2. Select the required Monitoring Session from the list view on the left side of the screen and click TRAFFIC PROCESSING tab.

You can perform the following actions in the TRAFFIC PROCESSING page:

• Apply Threshold Template
• Enable User Defined Applications
• Enable Distributed De-duplication

Apply Threshold Template

To apply threshold:

1. In the TRAFFIC PROCESSING page, select Thresholds under Options menu.
2. You can select an existing threshold template from the Select Template drop-down list, or you can create a new template using New Threshold Template option and apply it. Refer to Traffic Health Monitoring section for more details on Threshold Template. Click Save to save the newly created template.
3. Click Apply to apply the template to the Monitoring Session.

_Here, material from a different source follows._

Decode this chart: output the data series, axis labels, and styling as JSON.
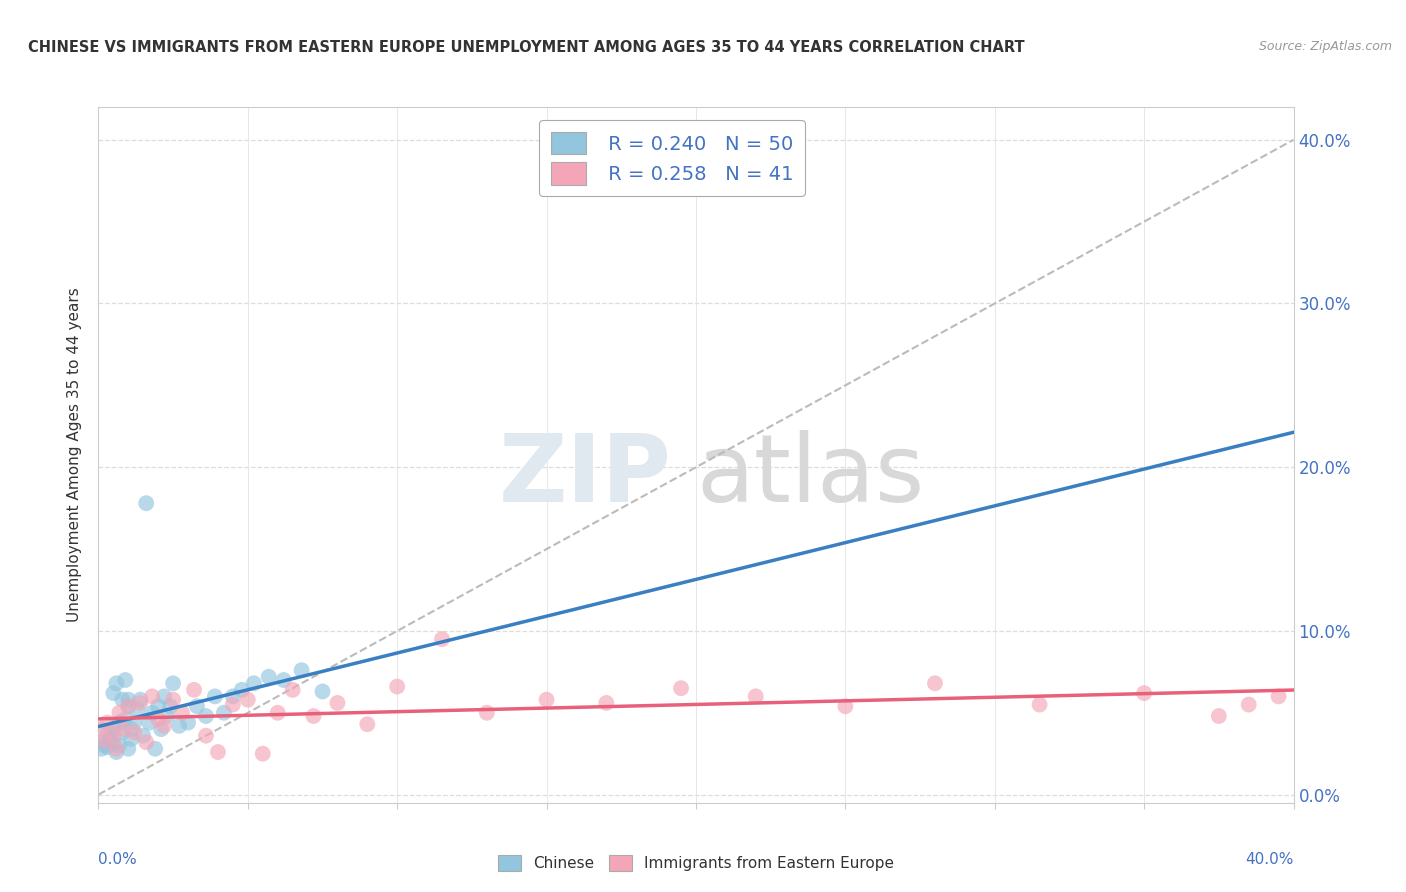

Note:  You can apply the Threshold configuration to a Monitoring Session before it is deployed. Furthermore, undeploying the Monitoring Session does not remove the applied Thresholds.

You can also view the related details of the applied thresholds, such as Traffic Element, Metric, Type, Trigger Values, and Time Interval in the Threshold window. Click Clear Thresholds to clear the applied thresholds across the selected Monitoring Session.

Enable User Defined Applications

To enable user defined application:

1. In the TRAFFIC PROCESSING page, click User Defined Applications under Options menu.
2. Enable the User-defined Applications toggle button.
3. You can add from the existing applications or create new User-Defined Application from the Actions drop-down. Refer to User Defined Application.

Enable Distributed De-duplication

In the TRAFFIC PROCESSING page, click Distributed De-duplication under Options menu. Enabling the Distributed De-duplication option identifies duplicate packets across different GigaVUE V Series Nodes when traffic from various targets is routed to these instances for monitoring. Refer to Distributed De-duplication.